Remember the novelist Gore Vidal?
“I was asked,” he said, “if my first sexual experience was homosexual or heterosexual. I said I was too polite to ask.”
Or the famed Greek scholar Sir Maurice Bowra who, on the wedding of a well-known literary pairing, remarked: “Splendid couple-slept with both of them”
Bisexuality, Woody Allen said, is the best human state because it doubles the chances of a date.

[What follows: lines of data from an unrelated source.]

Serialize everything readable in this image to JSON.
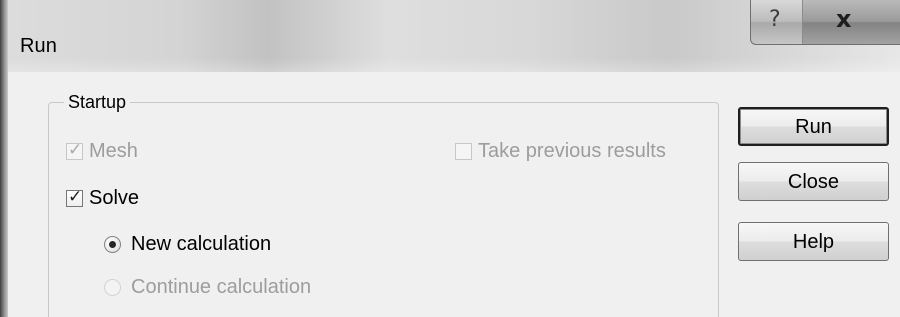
{
  "window": {
    "title": "Run",
    "help_button_label": "?",
    "close_button_label": "x"
  },
  "startup": {
    "group_label": "Startup",
    "mesh": {
      "label": "Mesh",
      "checked": true,
      "disabled": true
    },
    "take_previous_results": {
      "label": "Take previous results",
      "checked": false,
      "disabled": true
    },
    "solve": {
      "label": "Solve",
      "checked": true,
      "disabled": false
    },
    "new_calculation": {
      "label": "New calculation",
      "selected": true,
      "disabled": false
    },
    "continue_calculation": {
      "label": "Continue calculation",
      "selected": false,
      "disabled": true
    }
  },
  "actions": {
    "run_label": "Run",
    "close_label": "Close",
    "help_label": "Help"
  }
}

Seriously, it’s hard to disagree.
Naturally, there are some men who would never in a million years harbour the idea of a romantic same-sex tryst, and some women – although rather fewer, I suspect – who would be similarly inclined.
At the same time, there are lots of people who exist at a point on the sliding masculine-feminine scale that’s neither marked in indelible ink nor set in concrete.
For far too long women have been having sexual relationships with other women and then rushing into marriages with the first man to come along and offer them a bit of respectability as they insist, “I’m not a lesbian, you know”.
That’s hardly fair on them – or their new partner.
And, of course, there are countless cases of men living in sham marriages with miserable wives while they secretly conduct homosexual affairs on the side.
If God is a woman, surely – and it’s still a moot point that She isn’t – she would have had the common sense to create not only Adam and Eve but also Arthur and Martha, so everyone could have had the choice right from the start.
In our society there are still plenty of people looking on female pairings and insisting that they’re only practising for the day they have a “proper”; relationship.
Meanwhile, men with any ounce of empathy or sensitivity fret about whether they’re a latent homosexual in straight men’s (usually ill matching) clothing.
So, well done Dawn for a spot of straight, er, fearless talking, and for proving that you’re a champion in hot water as well as cold.